The Romanian regional system has the following statistical-territorial levels: NUTS 2 (eight development regions without administrative and juristic person status, average population number/region 2.8 million inhabitants); NUTS 3 (41 counties and Bucharest, represents Romania’s administrative-territorial structure) and NUTS 5 (320 towns, among which 103 have municipia status and 2,861 are communes).

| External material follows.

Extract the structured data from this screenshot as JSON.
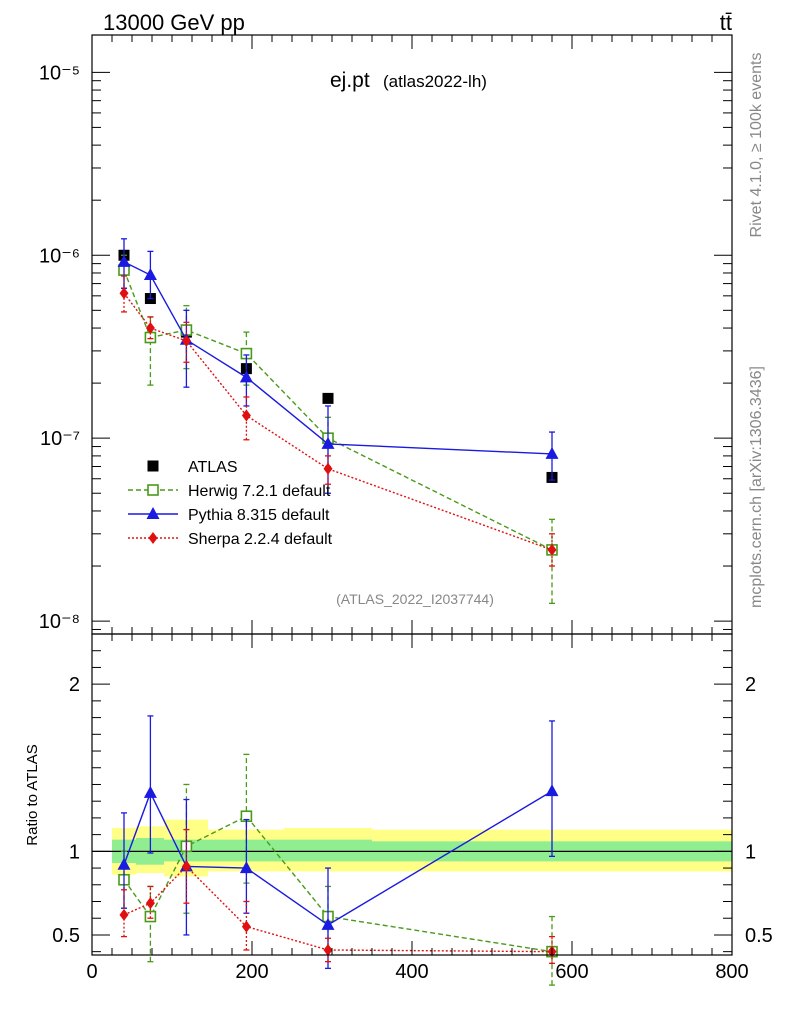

The current chapter is seeking to identify the territorial disparities in the development of Romania by computing, mapping and analysing two secondary indexes (territorial competitiveness and cohesion) and a final index of territorial development. The analysis is carried out at the level of the eight
Development Regions (corresponding to the NUTS 2). The issues the current chapter is dealing with (e.g. the historical and recent dilemmas of territorial development in Romania and the Romanian contemporary spatial structures) leads to the delineation of three main research questions shaped in relation to the special historic and socio-economic context of the year ‘1918’ - the most important moment for the establishment of the modern and contemporary Romania: (1) are the regional picture of Romania and the current interregional disparities still maintaining the influences and effects of the historical regional (un)balances?; (2) how and where do historical and contemporary factors influence the current regional disparities?; and (3) is the territorial level study adequate and sufficient for the territorial disparities analysis?